В качестве методологической основы Б. Хазанов использует бывшую некогда бесспорной максиму о подражании искусства действительности.
«Сочинение (роман, о котором идет речь. — А.Н.) о времени; похоже, что я уступил традиции, если не рутине; изменил, во всяком случае, принципам, которые сам же и провозглашал. Начинаешь думать о синтезе, точнее, о необходимости примирить (вещи?), которые прежде считались непримиримыми. Об одном из них я писал тебе три дня тому назад: это противоречие между хаосом и повествовательностью».
Далее в письме говорится о «стихии жизни», которая навязывает свою волю художественному тексту. Художественный текст воленс-ноленс должен соответствовать «стихии», быть его формальным и содержательным подобием. Отсюда всевозможные «потоки сознаний» (Натали Саррот) и «потоки жизни», как, например, в прозе позднего Х. Гойтисоло, где в описаниях вещественного мира отсутствуют знаки препинания и даже такая «мелочь», как деление текста на абзацы.
Слепое калькирование действительности — едва ли не единственная форма существования художественной прозы.
«Реалистическое повествование скомпрометировано, ибо скомпрометирована сама концепция действительности»*.
Но внутри художника что-то сопротивляется логике хаоса, ведь вопреки законам бессмысленности, автор стремится выстроить произведение как нечто цельное.
Логика жизни и логика литературного текста вступают в неразрешимое противоречие, живут по разным законам. Бытие — по законам случайности, а литературное произведение — по принципу целесообразности, придающей хаосу содержание и смысл.
«Соблазн и необходимость синтетического романа** в конечном счете состоят в… потребности придать смысл бессмыслице».

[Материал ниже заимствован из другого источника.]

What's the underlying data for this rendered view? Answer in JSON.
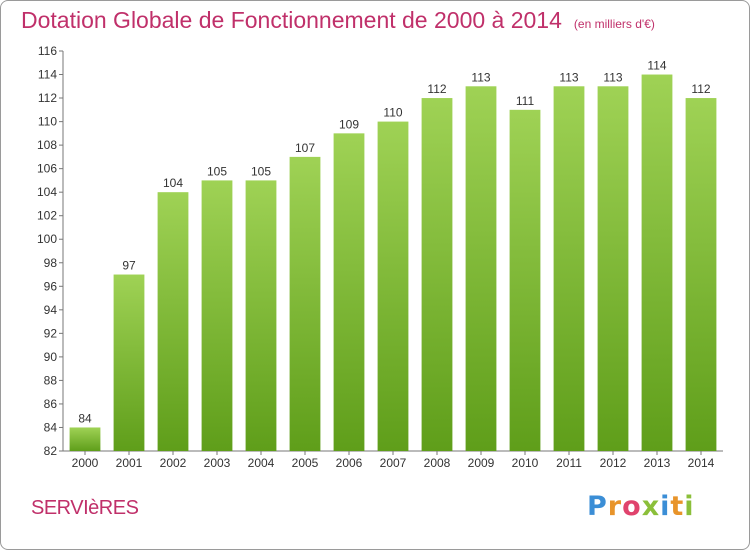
{
  "chart_data": {
    "type": "bar",
    "title": "Dotation Globale de Fonctionnement de 2000 à 2014",
    "subtitle": "(en milliers d'€)",
    "xlabel": "",
    "ylabel": "",
    "categories": [
      "2000",
      "2001",
      "2002",
      "2003",
      "2004",
      "2005",
      "2006",
      "2007",
      "2008",
      "2009",
      "2010",
      "2011",
      "2012",
      "2013",
      "2014"
    ],
    "values": [
      84,
      97,
      104,
      105,
      105,
      107,
      109,
      110,
      112,
      113,
      111,
      113,
      113,
      114,
      112
    ],
    "ylim": [
      82,
      116
    ],
    "yticks": [
      82,
      84,
      86,
      88,
      90,
      92,
      94,
      96,
      98,
      100,
      102,
      104,
      106,
      108,
      110,
      112,
      114,
      116
    ],
    "grid": false,
    "data_labels": true,
    "bar_color_top": "#9fd255",
    "bar_color_bottom": "#5f9e1a",
    "axis_color": "#777777",
    "text_color": "#333333"
  },
  "commune": "SERVIèRES",
  "logo": {
    "letters": [
      "P",
      "r",
      "o",
      "x",
      "i",
      "t",
      "i"
    ]
  },
  "colors": {
    "title": "#c0306a",
    "border": "#9a9a9a"
  }
}
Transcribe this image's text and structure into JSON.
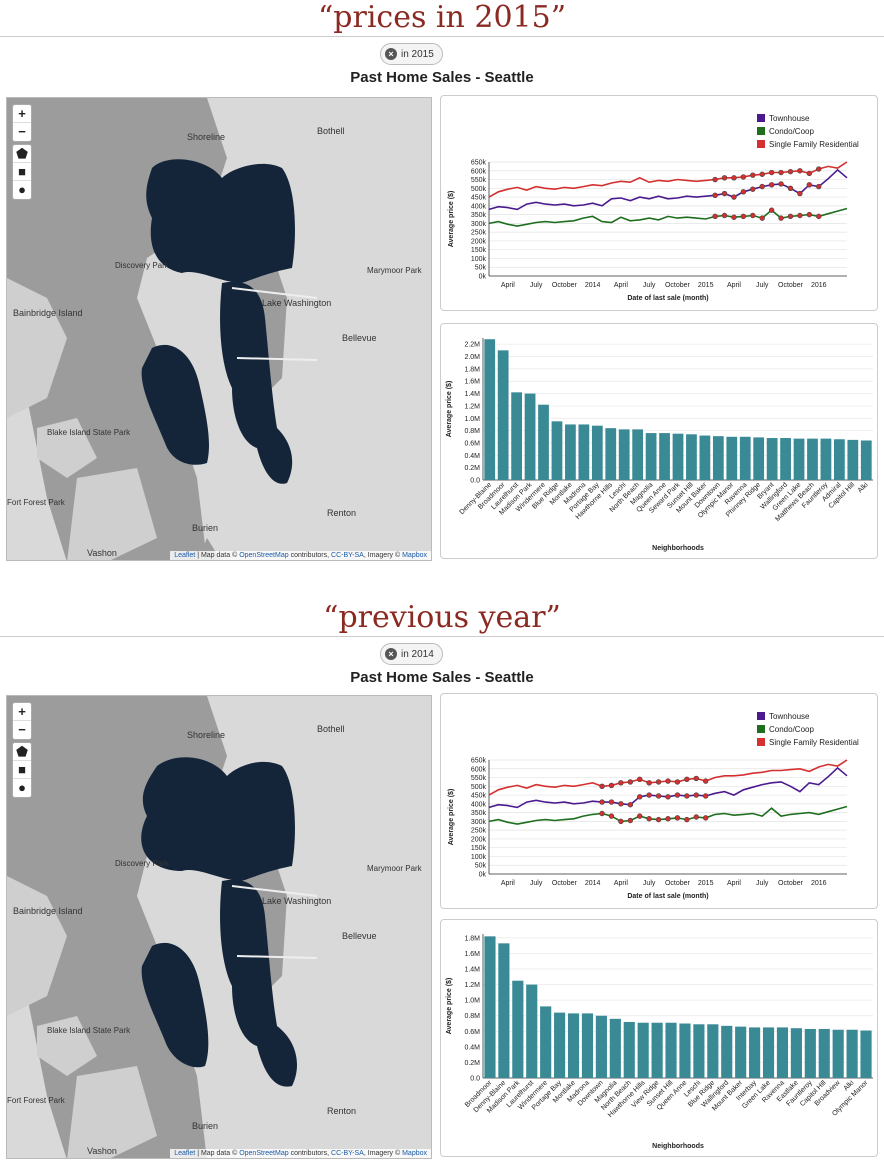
{
  "captions": [
    "“prices in 2015”",
    "“previous year”"
  ],
  "brand_colors": {
    "townhouse": "#4b1a8f",
    "condo": "#1e6e1e",
    "sfr": "#d43030",
    "bar": "#3a8a96",
    "cluster": "#14253a"
  },
  "panels": [
    {
      "chip": "in 2015",
      "title": "Past Home Sales - Seattle",
      "map": {
        "zoom_in": "+",
        "zoom_out": "−",
        "draw_tools": [
          "pentagon-icon",
          "square-icon",
          "circle-icon"
        ],
        "places": [
          "Shoreline",
          "Bothell",
          "Discovery Park",
          "Marymoor Park",
          "Bainbridge Island",
          "Lake Washington",
          "Bellevue",
          "Blake Island State Park",
          "Burien",
          "Renton",
          "Vashon",
          "Fort Forest Park"
        ],
        "attribution": {
          "leaflet": "Leaflet",
          "map_data": " | Map data © ",
          "osm": "OpenStreetMap",
          "contributors": " contributors, ",
          "license": "CC-BY-SA",
          "imagery": ", Imagery © ",
          "mapbox": "Mapbox"
        }
      },
      "line_chart": {
        "type": "line",
        "legend": [
          "Townhouse",
          "Condo/Coop",
          "Single Family Residential"
        ],
        "ylabel": "Average price ($)",
        "xlabel": "Date of last sale (month)",
        "yticks": [
          "650k",
          "600k",
          "550k",
          "500k",
          "450k",
          "400k",
          "350k",
          "300k",
          "250k",
          "200k",
          "150k",
          "100k",
          "50k",
          "0k"
        ],
        "xticks": [
          "April",
          "July",
          "October",
          "2014",
          "April",
          "July",
          "October",
          "2015",
          "April",
          "July",
          "October",
          "2016"
        ],
        "ylim": [
          0,
          650000
        ],
        "highlight_start": 24,
        "highlight_end": 35,
        "series": [
          {
            "name": "Townhouse",
            "values": [
              380,
              395,
              390,
              380,
              410,
              420,
              410,
              405,
              410,
              400,
              405,
              415,
              400,
              440,
              445,
              430,
              450,
              440,
              455,
              440,
              445,
              455,
              450,
              455,
              460,
              470,
              450,
              480,
              495,
              510,
              520,
              525,
              500,
              470,
              520,
              510,
              555,
              605,
              560
            ]
          },
          {
            "name": "Condo/Coop",
            "values": [
              300,
              310,
              295,
              285,
              295,
              305,
              310,
              305,
              310,
              315,
              330,
              340,
              310,
              305,
              335,
              315,
              320,
              330,
              320,
              340,
              330,
              335,
              330,
              325,
              340,
              345,
              335,
              340,
              345,
              330,
              375,
              330,
              340,
              345,
              350,
              340,
              355,
              370,
              385
            ]
          },
          {
            "name": "Single Family Residential",
            "values": [
              450,
              480,
              495,
              505,
              490,
              510,
              500,
              495,
              505,
              500,
              510,
              520,
              515,
              530,
              540,
              535,
              560,
              535,
              545,
              540,
              550,
              545,
              540,
              545,
              550,
              560,
              560,
              565,
              575,
              580,
              590,
              590,
              595,
              600,
              585,
              610,
              625,
              615,
              650
            ]
          }
        ]
      },
      "bar_chart": {
        "type": "bar",
        "ylabel": "Average price ($)",
        "xlabel": "Neighborhoods",
        "yticks": [
          "2.2M",
          "2.0M",
          "1.8M",
          "1.6M",
          "1.4M",
          "1.2M",
          "1.0M",
          "0.8M",
          "0.6M",
          "0.4M",
          "0.2M",
          "0.0"
        ],
        "ylim": [
          0,
          2.3
        ],
        "categories": [
          "Denny-Blaine",
          "Broadmoor",
          "Laurelhurst",
          "Madison Park",
          "Windermere",
          "Blue Ridge",
          "Montlake",
          "Madrona",
          "Portage Bay",
          "Hawthorne Hills",
          "Leschi",
          "North Beach",
          "Magnolia",
          "Queen Anne",
          "Seward Park",
          "Sunset Hill",
          "Mount Baker",
          "Downtown",
          "Olympic Manor",
          "Ravenna",
          "Phinney Ridge",
          "Bryant",
          "Wallingford",
          "Green Lake",
          "Matthews Beach",
          "Fauntleroy",
          "Admiral",
          "Capitol Hill",
          "Alki"
        ],
        "values": [
          2.28,
          2.1,
          1.42,
          1.4,
          1.22,
          0.95,
          0.9,
          0.9,
          0.88,
          0.84,
          0.82,
          0.82,
          0.76,
          0.76,
          0.75,
          0.74,
          0.72,
          0.71,
          0.7,
          0.7,
          0.69,
          0.68,
          0.68,
          0.67,
          0.67,
          0.67,
          0.66,
          0.65,
          0.64
        ]
      }
    },
    {
      "chip": "in 2014",
      "title": "Past Home Sales - Seattle",
      "map": {
        "zoom_in": "+",
        "zoom_out": "−",
        "draw_tools": [
          "pentagon-icon",
          "square-icon",
          "circle-icon"
        ],
        "places": [
          "Shoreline",
          "Bothell",
          "Discovery Park",
          "Marymoor Park",
          "Bainbridge Island",
          "Lake Washington",
          "Bellevue",
          "Blake Island State Park",
          "Burien",
          "Renton",
          "Vashon",
          "Fort Forest Park"
        ],
        "attribution": {
          "leaflet": "Leaflet",
          "map_data": " | Map data © ",
          "osm": "OpenStreetMap",
          "contributors": " contributors, ",
          "license": "CC-BY-SA",
          "imagery": ", Imagery © ",
          "mapbox": "Mapbox"
        }
      },
      "line_chart": {
        "type": "line",
        "legend": [
          "Townhouse",
          "Condo/Coop",
          "Single Family Residential"
        ],
        "ylabel": "Average price ($)",
        "xlabel": "Date of last sale (month)",
        "yticks": [
          "650k",
          "600k",
          "550k",
          "500k",
          "450k",
          "400k",
          "350k",
          "300k",
          "250k",
          "200k",
          "150k",
          "100k",
          "50k",
          "0k"
        ],
        "xticks": [
          "April",
          "July",
          "October",
          "2014",
          "April",
          "July",
          "October",
          "2015",
          "April",
          "July",
          "October",
          "2016"
        ],
        "ylim": [
          0,
          650000
        ],
        "highlight_start": 12,
        "highlight_end": 23,
        "series": [
          {
            "name": "Townhouse",
            "values": [
              380,
              395,
              390,
              380,
              410,
              420,
              410,
              405,
              410,
              400,
              405,
              415,
              410,
              410,
              400,
              395,
              440,
              450,
              445,
              440,
              450,
              445,
              450,
              445,
              460,
              470,
              450,
              480,
              495,
              510,
              520,
              525,
              500,
              470,
              520,
              510,
              555,
              605,
              560
            ]
          },
          {
            "name": "Condo/Coop",
            "values": [
              300,
              310,
              295,
              285,
              295,
              305,
              310,
              305,
              310,
              315,
              330,
              340,
              345,
              330,
              300,
              305,
              330,
              315,
              310,
              315,
              320,
              310,
              325,
              320,
              340,
              345,
              335,
              340,
              345,
              330,
              375,
              330,
              340,
              345,
              350,
              340,
              355,
              370,
              385
            ]
          },
          {
            "name": "Single Family Residential",
            "values": [
              450,
              480,
              495,
              505,
              490,
              510,
              500,
              495,
              505,
              500,
              510,
              520,
              500,
              505,
              520,
              525,
              540,
              520,
              525,
              530,
              525,
              540,
              545,
              530,
              550,
              560,
              560,
              565,
              575,
              580,
              590,
              590,
              595,
              600,
              585,
              610,
              625,
              615,
              650
            ]
          }
        ]
      },
      "bar_chart": {
        "type": "bar",
        "ylabel": "Average price ($)",
        "xlabel": "Neighborhoods",
        "yticks": [
          "1.8M",
          "1.6M",
          "1.4M",
          "1.2M",
          "1.0M",
          "0.8M",
          "0.6M",
          "0.4M",
          "0.2M",
          "0.0"
        ],
        "ylim": [
          0,
          1.85
        ],
        "categories": [
          "Broadmoor",
          "Denny-Blaine",
          "Madison Park",
          "Laurelhurst",
          "Windermere",
          "Portage Bay",
          "Montlake",
          "Madrona",
          "Downtown",
          "Magnolia",
          "North Beach",
          "Hawthorne Hills",
          "View Ridge",
          "Sunset Hill",
          "Queen Anne",
          "Leschi",
          "Blue Ridge",
          "Wallingford",
          "Mount Baker",
          "Interbay",
          "Green Lake",
          "Ravenna",
          "Eastlake",
          "Fauntleroy",
          "Capitol Hill",
          "Broadview",
          "Alki",
          "Olympic Manor"
        ],
        "values": [
          1.82,
          1.73,
          1.25,
          1.2,
          0.92,
          0.84,
          0.83,
          0.83,
          0.8,
          0.76,
          0.72,
          0.71,
          0.71,
          0.71,
          0.7,
          0.69,
          0.69,
          0.67,
          0.66,
          0.65,
          0.65,
          0.65,
          0.64,
          0.63,
          0.63,
          0.62,
          0.62,
          0.61
        ]
      }
    }
  ]
}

В романе Б. Хазанова отчётливо просматриваются обе тенденции, оба начала — осмысленное и бессмысленное. Автор колеблется и ни одной из них не отдает предпочтение. Каждая глава в романе самостоятельна и независима.
Собранные вместе, они создают подобие хаотичного набора картинок. Привычные законы композиции не действуют; последовательность повествования нарушена; роман выглядит клочковатым собранием бессмысленных, разношерстных глав. Он миметичен и далёк от искусства точно так же, как и породившая его жизнь.
27 января 2014 г.
ПРИМЕЧАНИЯ:
*Подразумевается разумный характер бытия. — А.Н.
** «Синтетический роман» (по Б. Хазанову) — «сплав историософии и художества», «художественного» и «эссеистического».